The teachers got an extraordinary lecture the other day by a man giving a good impression of a dictator losing control of power; Gadaffi anyone?  I couldn’t possibly divulge any details, although it was certainly de-motivational and ridiculously authoritarian.  My favourite quote concerned the upcoming mid-semester exams.  When invigilating, we are supposed to make sure we have the correct number of virgins (sic) in the class.  A simple mispronunciation of the word ‘version’ caused many a titter around the auditorium.

As for my mental state, I am coping well with all the pressures and last minute changes which occur at work.  The sunshine definitely counts for at least 10 mg of escitalopram, as I predicted it would.  Looking back at my Bedgebury experience in January, it all seems like I was suffering from little more than SAD (seasonally affected disorder) and only operating at 50% – which is not sufficient for my professional needs.  Yesterday, we would asked by the university to go to the National Museum.  The reason was totally unclear so we had to surmise that it was merely a photo opportunity and/or an educational exercise.  But it detracted from other mandatory tasks, like lesson planning and carrying out Self-Learning classes.  We were late back and I had to rush through the lesson, without the usual preparation time. But I performed my duties, while other teachers returned to an empty class with no students to teach.  The museum was actually rather good, but we had too little time there, so it was frustrating and no explanation was given as to why a select bunch (with names copied and pasted from a spreadsheet) had to take part in this ‘mandatory’ trip.

Last Friday, a few of us took a trip to out the proper desert – the red sands north of the city.  I can’t write too much about it because of the nature of the group – the Hash House Harriers – in this conservative country… but I can say that it is a running and social club, which begun in Malaysia in 1938.  It is the kind of thing I wouldn’t normally do… it was good to get out of the city and do some walking in the desert.. plenty of photo opportunities…. but I don’t think the ‘social’ side of it fully appeals to me… it’s fairly cliquey.  By definition, a clique is a subset of individuals in which every person is connected to every other person (see also social network theory).  It can also be considered as an inclusive group of people who share interests, views, purposes, patterns of behavior, or ethnicity.  I remember writing about ‘guanxi’ this time last year, while in Beijing.  This was kind of similar to the group of people I came across at the compound barbeque event in that city, back in April last year.  It’s an ex-pat thing – how to survive in an otherwise barren or repressive landscape.

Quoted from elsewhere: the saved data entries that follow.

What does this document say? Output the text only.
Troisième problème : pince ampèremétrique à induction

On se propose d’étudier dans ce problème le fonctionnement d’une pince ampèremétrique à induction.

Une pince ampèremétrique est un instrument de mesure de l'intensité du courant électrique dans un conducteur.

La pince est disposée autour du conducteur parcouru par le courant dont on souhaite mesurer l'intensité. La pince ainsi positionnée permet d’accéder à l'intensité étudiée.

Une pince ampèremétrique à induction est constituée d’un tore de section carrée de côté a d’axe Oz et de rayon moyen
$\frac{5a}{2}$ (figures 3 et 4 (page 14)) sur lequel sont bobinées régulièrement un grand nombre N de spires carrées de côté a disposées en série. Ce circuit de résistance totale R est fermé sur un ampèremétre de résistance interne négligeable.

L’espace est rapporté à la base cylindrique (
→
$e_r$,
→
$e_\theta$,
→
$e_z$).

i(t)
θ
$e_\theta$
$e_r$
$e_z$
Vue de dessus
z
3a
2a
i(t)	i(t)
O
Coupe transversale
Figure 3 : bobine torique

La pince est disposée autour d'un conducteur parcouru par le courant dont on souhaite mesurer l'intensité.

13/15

Menorcian cricket club, anyone?? Here is a video, ‘Sand in My Shoes (Riyadh)’, from that trip, which was part one of a ‘Saudi Hash Triology’:

So, my attitude remains positive.  I get a daily buzz from being here.  How I manage to “keep my head” while others around are “losing theirs and blaming it on {the University}’, to quote Kipling, I don’t know.  But I do.  I got paid on 1 March, getting a free ride up to the office to collect my salary in hard currency.  It was a good feeling.  Luke Phillips also moved in with me into 401 on the same day and we paid one months rent up front.  I get 3000 SAR allowance but, by sharing, my room only costs me 1750 SAR, so I can pocket the difference.  The money I save on the Jallal minibus (5 SAR each time) is also a bonus.  Provided we are not asked to leave the country or I do anything that warrants my exportation, and I stay here until the planned leaving date of 27 June, then I should be able to take home around 42,000 SAR (GBP 7,000). Maybe more with holiday paid in-lieu.  Now, that has got to be something to smile about!